Finding the holiday spirit in Africa
DJIBOUTI CITY, Djibouti — When it comes to injecting a little holiday cheer into this muggy, little-known corner of sub-Saharan Africa, Air Force Staff Sgt. Francesca Popp has a simple prescription: shopping.
With a trove of hand-woven baskets, mats and other East African wares waiting just beyond the sand-packed Hescoes of Camp Lemonier — a former French Foreign Legion barracks on the Red Sea — the 32-year-old Englewood, Ohio, native said there was no better way to kick the holiday deployment blues.
“I haven’t been shopping in a long time,” the public affairs specialist said. “When somebody told me they were planning a shopping trip, I thought ‘score!’ ”
For Popp and roughly 1,500 fellow airmen, soldiers, sailors and Marines, the prospect of spending Christmas and New Year’s in the Horn of Africa can be a little hard to swallow. While the base is far from the bullets and roadside bombs of Iraq and Afghanistan, the anti-terrorism base sits amid some of the most unstable and poverty stricken nations on the planet.

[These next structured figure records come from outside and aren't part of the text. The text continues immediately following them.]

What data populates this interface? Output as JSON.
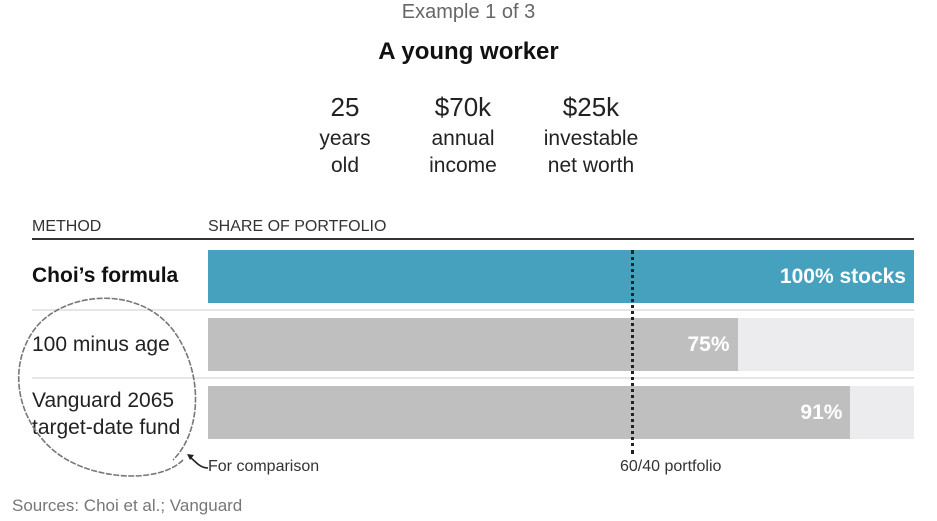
{
  "header": {
    "kicker": "Example 1 of 3",
    "title": "A young worker"
  },
  "stats": [
    {
      "value": "25",
      "line1": "years",
      "line2": "old"
    },
    {
      "value": "$70k",
      "line1": "annual",
      "line2": "income"
    },
    {
      "value": "$25k",
      "line1": "investable",
      "line2": "net worth"
    }
  ],
  "chart_data": {
    "type": "bar",
    "orientation": "horizontal",
    "col_headers": {
      "method": "METHOD",
      "share": "SHARE OF PORTFOLIO"
    },
    "categories": [
      "Choi’s formula",
      "100 minus age",
      "Vanguard 2065 target-date fund"
    ],
    "label_lines": [
      [
        "Choi’s formula"
      ],
      [
        "100 minus age"
      ],
      [
        "Vanguard 2065",
        "target-date fund"
      ]
    ],
    "values": [
      100,
      75,
      91
    ],
    "value_labels": [
      "100% stocks",
      "75%",
      "91%"
    ],
    "xlim": [
      0,
      100
    ],
    "colors": {
      "highlight": "#45a1bd",
      "other": "#bfbfbf",
      "track": "#ececee"
    },
    "reference_line": {
      "value": 60,
      "label": "60/40 portfolio"
    },
    "annotation": "For comparison"
  },
  "source": "Sources: Choi et al.; Vanguard"
}
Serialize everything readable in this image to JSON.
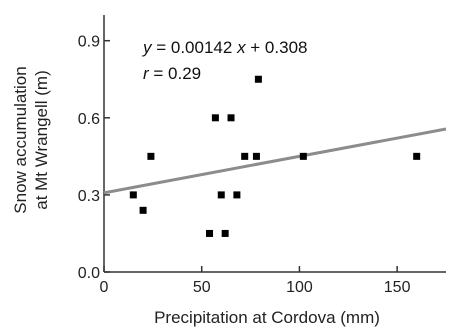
{
  "chart_data": {
    "type": "scatter",
    "title": "",
    "xlabel": "Precipitation at Cordova (mm)",
    "ylabel_line1": "Snow accumulation",
    "ylabel_line2": "at Mt  Wrangell (m)",
    "xlim": [
      0,
      175
    ],
    "ylim": [
      0,
      1.0
    ],
    "xticks": [
      "0",
      "50",
      "100",
      "150"
    ],
    "xtick_values": [
      0,
      50,
      100,
      150
    ],
    "yticks": [
      "0.0",
      "0.3",
      "0.6",
      "0.9"
    ],
    "ytick_values": [
      0.0,
      0.3,
      0.6,
      0.9
    ],
    "grid": false,
    "points": [
      {
        "x": 15,
        "y": 0.3
      },
      {
        "x": 20,
        "y": 0.24
      },
      {
        "x": 24,
        "y": 0.45
      },
      {
        "x": 54,
        "y": 0.15
      },
      {
        "x": 57,
        "y": 0.6
      },
      {
        "x": 60,
        "y": 0.3
      },
      {
        "x": 62,
        "y": 0.15
      },
      {
        "x": 65,
        "y": 0.6
      },
      {
        "x": 68,
        "y": 0.3
      },
      {
        "x": 72,
        "y": 0.45
      },
      {
        "x": 78,
        "y": 0.45
      },
      {
        "x": 79,
        "y": 0.75
      },
      {
        "x": 102,
        "y": 0.45
      },
      {
        "x": 160,
        "y": 0.45
      }
    ],
    "fit": {
      "slope": 0.00142,
      "intercept": 0.308,
      "color": "#8c8c8c"
    },
    "equation": {
      "y": "y",
      "rest": " = 0.00142",
      "x": "x",
      "tail": " + 0.308"
    },
    "r_stat": {
      "r": "r",
      "rest": " = 0.29"
    },
    "marker_color": "#000000"
  }
}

“It’s a challenge to get into that Christmas spirit when it’s in the upper 80s and you’re away from your family,” said the camp’s commander, Navy Capt. Bob G. Fahey, 45, of Akron, Ohio. “Everyone’s working hard at it though.”
For Army Sgt. Richard Provitt, 39, of Montgomery, Ala., the recipe for passing the holidays is caroling.
Provitt, a well-drilling specialist with the 334th Engineer Detachment, 844th Engineer Battalion, has spent more than 10 months in the Horn of Africa bringing water to villages in Djibouti and Ethiopia, among other places.
On Friday, Provitt and several dozen fellow songsters wandered the camp’s warren of tents, singing songs of good tiding before winding up at the enlisted soldier’s cantina, which was decked out with Christmas lights, an enormous inflatable snow globe and a Christmas tree.
Provitt and the others will spend part of Christmas Eve and Christmas Day caroling at one of Djibouti City’s hotels.
“What else am I going to do?” he asked with a laugh. “You need to do something.”
Many of the military personnel who deploy to the Horn of Africa are individual augmentees — specialists taken from their home unit and sent to Camp Lemonier individually. Because of this, many are not only spending the holidays away from their families, but they are also spending it away from friends at their home stations.
“This can be a bad time of year for folks, especially the younger guys,” said Army Sgt. Maj. William Lee, 59, of Vancouver, Wash. “You’ve got to watch them like a hawk.”
Lee, who currently works as the project manager for the 334th Engineer Detachment, said he had taken a couple of steps to ensure his own holiday morale remains high.
First, he posted a photo of a snow-covered landscape on his desktop. And he made plans to go skin diving on Christmas Eve.
“That’s Christmas for me,” Lee said. “That’s how I plan to deal with it.”